De qualquer forma, para abrir o tema aventuro uma opinião, obviamente sujeita à polêmica: o processo deveria desenfatizar as conceções de Exército-guarnição (já em curso) e de Marinha para campanhas oceânicas e projeção além mar e enfatizar: unidades leves dimensionalmente modestas, dotadas de boa tecnologia e mobilidade tática, um pequeno núcleo de choque (artilharia, blindados), unidades terrestres e anfíbias para operações especiais, capacidade de deslocamento estratégico com apoio logístico, o controle do mar em defesa do litoral e de interesses no mar costeiro e aviões de defesa aérea e de ataque, para problemas limitados em teatros restritos, incluindo-se no processo os sistemas de armas fundamentais.
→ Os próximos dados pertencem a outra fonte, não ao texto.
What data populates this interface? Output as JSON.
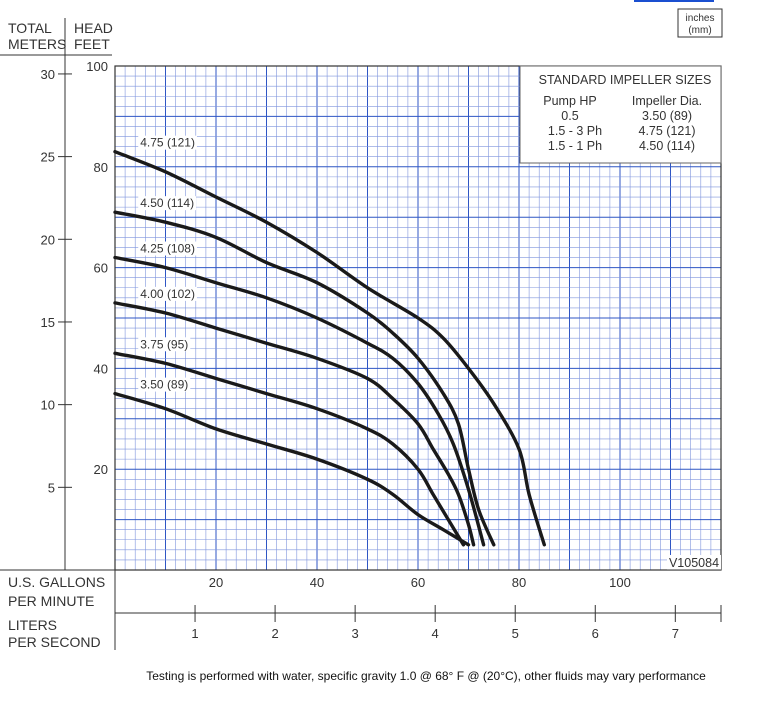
{
  "header": {
    "total": "TOTAL",
    "meters": "METERS",
    "head": "HEAD",
    "feet": "FEET",
    "units_note_1": "inches",
    "units_note_2": "(mm)"
  },
  "table": {
    "title": "STANDARD IMPELLER SIZES",
    "col1": "Pump HP",
    "col2": "Impeller Dia.",
    "rows": [
      {
        "hp": "0.5",
        "dia": "3.50 (89)"
      },
      {
        "hp": "1.5 - 3 Ph",
        "dia": "4.75 (121)"
      },
      {
        "hp": "1.5 - 1 Ph",
        "dia": "4.50 (114)"
      }
    ]
  },
  "model_code": "V105084",
  "x_label_gpm_1": "U.S. GALLONS",
  "x_label_gpm_2": "PER MINUTE",
  "x_label_lps_1": "LITERS",
  "x_label_lps_2": "PER SECOND",
  "footer": "Testing is performed with water, specific gravity 1.0 @ 68° F @ (20°C), other fluids may vary performance",
  "chart_data": {
    "type": "line",
    "xlabel": "U.S. GALLONS PER MINUTE",
    "ylabel": "TOTAL HEAD FEET",
    "xlim": [
      0,
      120
    ],
    "ylim": [
      0,
      100
    ],
    "x_ticks": [
      20,
      40,
      60,
      80,
      100
    ],
    "y_ticks_feet": [
      20,
      40,
      60,
      80,
      100
    ],
    "y_ticks_meters": [
      5,
      10,
      15,
      20,
      25,
      30
    ],
    "lps_ticks": [
      1,
      2,
      3,
      4,
      5,
      6,
      7
    ],
    "grid": true,
    "series": [
      {
        "name": "4.75 (121)",
        "x": [
          0,
          10,
          20,
          30,
          40,
          50,
          60,
          65,
          70,
          75,
          80,
          82,
          85
        ],
        "y": [
          83,
          79,
          74,
          69,
          63,
          56,
          50,
          46,
          40,
          33,
          24,
          15,
          5
        ]
      },
      {
        "name": "4.50 (114)",
        "x": [
          0,
          10,
          20,
          30,
          40,
          50,
          55,
          60,
          65,
          68,
          70,
          72,
          75
        ],
        "y": [
          71,
          69,
          66,
          61,
          57,
          51,
          47,
          42,
          35,
          29,
          20,
          12,
          5
        ]
      },
      {
        "name": "4.25 (108)",
        "x": [
          0,
          10,
          20,
          30,
          40,
          50,
          55,
          60,
          64,
          67,
          70,
          73
        ],
        "y": [
          62,
          60,
          57,
          54,
          50,
          45,
          42,
          37,
          31,
          25,
          16,
          5
        ]
      },
      {
        "name": "4.00 (102)",
        "x": [
          0,
          10,
          20,
          30,
          40,
          50,
          55,
          60,
          63,
          66,
          68,
          70,
          71
        ],
        "y": [
          53,
          51,
          48,
          45,
          42,
          38,
          34,
          29,
          24,
          19,
          15,
          9,
          5
        ]
      },
      {
        "name": "3.75 (95)",
        "x": [
          0,
          10,
          20,
          30,
          40,
          50,
          55,
          60,
          63,
          66,
          69
        ],
        "y": [
          43,
          41,
          38,
          35,
          32,
          28,
          25,
          20,
          15,
          10,
          5
        ]
      },
      {
        "name": "3.50 (89)",
        "x": [
          0,
          10,
          20,
          30,
          40,
          50,
          55,
          60,
          65,
          70
        ],
        "y": [
          35,
          32,
          28,
          25,
          22,
          18,
          15,
          11,
          8,
          5
        ]
      }
    ]
  }
}
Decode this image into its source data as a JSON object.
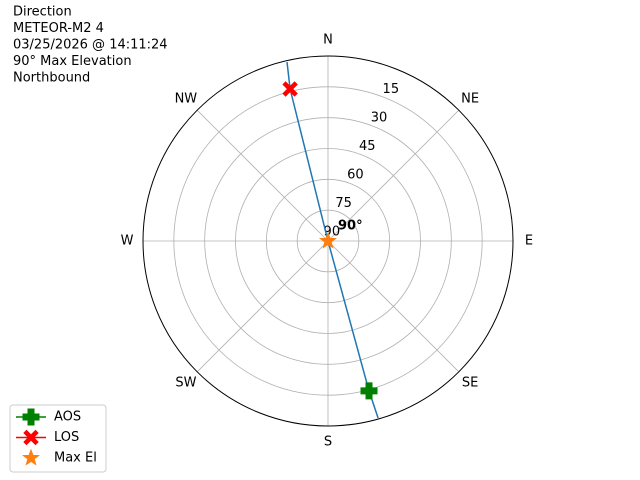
{
  "chart_data": {
    "type": "polar",
    "title": [
      "Direction",
      "METEOR-M2 4",
      "03/25/2026 @ 14:11:24",
      "90° Max Elevation",
      "Northbound"
    ],
    "annotation": "90°",
    "xlim": [
      0,
      360
    ],
    "xticks": [
      {
        "value": 0,
        "label": "N"
      },
      {
        "value": 45,
        "label": "NE"
      },
      {
        "value": 90,
        "label": "E"
      },
      {
        "value": 135,
        "label": "SE"
      },
      {
        "value": 180,
        "label": "S"
      },
      {
        "value": 225,
        "label": "SW"
      },
      {
        "value": 270,
        "label": "W"
      },
      {
        "value": 315,
        "label": "NW"
      }
    ],
    "ylim": [
      90,
      0
    ],
    "yticks": [
      15,
      30,
      45,
      60,
      75,
      90
    ],
    "grid": true,
    "legend": "lower left",
    "series": [
      {
        "color": "#1f77b4",
        "marker": "line",
        "x": [
          347.1,
          346,
          0,
          164.7,
          164.2
        ],
        "values": [
          0.7,
          13.8,
          90,
          14.4,
          0.5
        ]
      },
      {
        "name": "AOS",
        "color": "#008000",
        "marker": "plus",
        "x": [
          164.7
        ],
        "values": [
          14.4
        ]
      },
      {
        "name": "LOS",
        "color": "#ff0000",
        "marker": "x",
        "x": [
          346
        ],
        "values": [
          13.8
        ]
      },
      {
        "name": "Max El",
        "color": "#ff7f0e",
        "marker": "star",
        "x": [
          0
        ],
        "values": [
          90
        ]
      }
    ]
  }
}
Além, é claro, dos meios apropriados para a Amazônia e para implementar o direito no território, mar costeiro e espaço aéreo. Tudo conjugado com a revisão da distribuição territorial e das unidades cujas razões de ser merecem reavaliação.
O pensamento estratégico esboçado, sinalizador de preparo militar comedido, mas efetivo e responsável e não meramente figurativo, balizado por prioridades sensatas, protegidas de veleidades ufanistas ou corporativas, é coerente com o país e sua atual inserção internacional/regional.

Ele responde as perguntas feitas no início do artigo, sobre o papel militar no Brasil; responde, mas temporária, não definitivamente. Com o desenvolvimento e o encaminhamento de nossos problemas internos, daí decorrendo a correspondente gradativa descompressão orçamentária, haverá de acontecer a ampliação da dimensão estratégica adequada ao Brasil, com reflexos no preparo militar. Haverá de acontecer até porque o desenvolvimento econômico com satisfação social compulsa essa ampliação, em país com o potencial brasileiro, como compulsou nos EEUU a partir do fim dos 1800.